Nach der Verkündigung der "Venezianischen Reichsordnung" auf dem Marktplatz und dem gemeinsamen Singen des Bruderschaftslieds begibt sich der Narrenvogt mit seinem Gefolge ins Gerichtsgebäude, wo allerlei Honoratioren und Amtspersonen des realen Alltagslebens, die vorher unter fiktiven Beschuldigungen verhaftet worden sind, sich wegen ihrer angeblichen Missetaten in der Vergangenheit verantworten müssen. Die ausgesprochenen Strafen werden in der Regel in Geld beglichen oder durch einen symbolischen Pritschenschlag auf der Pritschenbank verbüßt, den übrigens stellvertretend für den Delinquenten ein Mitspieler in einer der Gassenrollen entgegennimmt. Noch während der Gerichtsverhandlungen wird in einem simultanen Handlungsteil von eigens dazu ausersehenen Chargen beim Pfarrer der "Krauthafen" abgeholt, ein riesiger Topf mit Sauerkraut und gekochten Schweineschwänzchen. Den Höhepunkt der Ereignisse leitet schließlich auf dem Festplatz die Ankunft des "Sommervogels" ein, über dessen Identität - es handelt sich um eine weiße Taube - der Narrenvogt und der Gemeindevogt, der Bürgermeister also, ein Streitgespräch führen. Nach der Bestätigung der Echtheit des Sommervogels mit dem Reim des Gemeindevogts "Der Vogel in dem Käfig, der ist ja aus Venedig" spitzt sich die Dramatik nochmals zu, weil just, während alle Chargen ihm huldigen, der Sommervogel in einem unbewachten Augeblick von zwei Räubern gestohlen wird. Es folgt ein wildes Durcheinander, die Jäger feuern Gewehrsalven ab. Dann werden die Räuber gestellt und gefangen. Umgehend wird ihr Verbrechen geahndet. Der Narrenvogt bricht den Stab über sie und verurteilt sie zu einem kalten Bad im Dorfbrunnen, dessen Wasseroberfläche zuvor mit brennenden Strohbüscheln "angewärmt" wird. Erst wenn die beiden Frevler im Brunnen gelandet sind, der Sommervogel freigelassen und der "Narrenvogt" wieder nach Hause gebracht worden ist, endet das Spiel.
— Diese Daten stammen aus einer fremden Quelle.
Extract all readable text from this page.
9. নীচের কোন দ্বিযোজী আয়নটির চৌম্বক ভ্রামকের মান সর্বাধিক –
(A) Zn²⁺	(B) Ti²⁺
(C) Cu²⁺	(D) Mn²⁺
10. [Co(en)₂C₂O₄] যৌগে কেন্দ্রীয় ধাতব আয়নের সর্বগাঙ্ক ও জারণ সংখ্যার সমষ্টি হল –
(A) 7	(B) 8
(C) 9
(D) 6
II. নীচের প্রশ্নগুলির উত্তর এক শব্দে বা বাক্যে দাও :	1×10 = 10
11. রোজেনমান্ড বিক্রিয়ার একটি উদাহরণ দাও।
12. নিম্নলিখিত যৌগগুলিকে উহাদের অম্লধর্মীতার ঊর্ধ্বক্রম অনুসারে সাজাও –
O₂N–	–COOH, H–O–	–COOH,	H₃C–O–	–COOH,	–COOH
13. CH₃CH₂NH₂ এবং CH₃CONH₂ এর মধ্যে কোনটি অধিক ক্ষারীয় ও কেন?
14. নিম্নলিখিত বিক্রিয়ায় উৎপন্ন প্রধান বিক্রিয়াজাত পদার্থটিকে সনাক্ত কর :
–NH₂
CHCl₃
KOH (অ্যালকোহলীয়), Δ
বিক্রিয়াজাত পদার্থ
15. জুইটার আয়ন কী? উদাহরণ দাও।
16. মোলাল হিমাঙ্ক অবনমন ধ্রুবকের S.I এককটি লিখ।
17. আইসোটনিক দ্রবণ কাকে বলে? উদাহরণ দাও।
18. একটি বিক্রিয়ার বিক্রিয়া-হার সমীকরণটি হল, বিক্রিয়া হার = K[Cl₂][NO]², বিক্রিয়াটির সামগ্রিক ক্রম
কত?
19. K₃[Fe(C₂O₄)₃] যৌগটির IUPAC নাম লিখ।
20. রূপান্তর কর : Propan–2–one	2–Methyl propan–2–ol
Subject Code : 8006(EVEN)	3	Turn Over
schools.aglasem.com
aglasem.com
Alle Bruderschaftsmitglieder haben danach ihre Kostüme sofort abzulegen.
Geschichte:
Die Quellenlage zum Grosselfinger Narrengericht ist in ihrer Dichte einmalig. Während sich die Geschichte so gut wie aller Traditionsfastnachten nur mühsam und bruchstückhaft aus obrigkeitlichen Verboten und Strafmandaten und damit aus negativen Zeugnissen rekonstruieren lässt, verfügt Grosselfingen gleich über eine ganze Reihe von positiven Dokumenten, die zudem höchst ausführlich und informativ sind. Da gibt es zunächst die Gründungsurkunde mit dem Aufführungsprivileg des Narrengerichts, deren Original zwar verschollen ist, die aber einer Abschrift von 1740 zufolge bereits 1605 das erste Mal erneuert worden war und somit ihrem Kern nach noch um einiges weiter zurückreichen muss. Als ältestes im Original erhaltenes Dokument existieren sodann die Statuten der Marienbruderschaft des Narrengerichts von 1623, die seit vielen Generationen niemand mehr gesehen hatte und die erst 1995 im Staatsarchiv Sigmaringen wieder aufgefunden wurden. Weiter besitzt Grosselfingen im 1728 angelegten Narrengerichtsbuch mit seinen über 100 handschriftlichen Textseiten, das sich traditionsgemäß immer in der Obhut des jeweiligen "Narrenvogts" befindet, eine detaillierte Quelle zur Brauchentwicklung. Und schließlich rundet sich das Bild noch durch diverse Jahrtagsstiftungsbriefe des Narrengerichts, deren ältester, leider nur in Kopie erhalten, von 1706 stammt. Laufende Bestätigungen und Erneuerungen der Jahrtagsstiftungen aus dem 18. sowie zahlreiche Nachrichten aus dem 19. Jahrhundert zeugen von den durchgängigen Aktivitäten der Bruderschaft und damit auch von der Kontinuität des Narrengerichts bis auf den heutigen Tag.
Referenzen
Werner Mezger: Das große Buch der schwäbisch-alemannischen Fasnet, Stuttgart 1999, S. 35 f.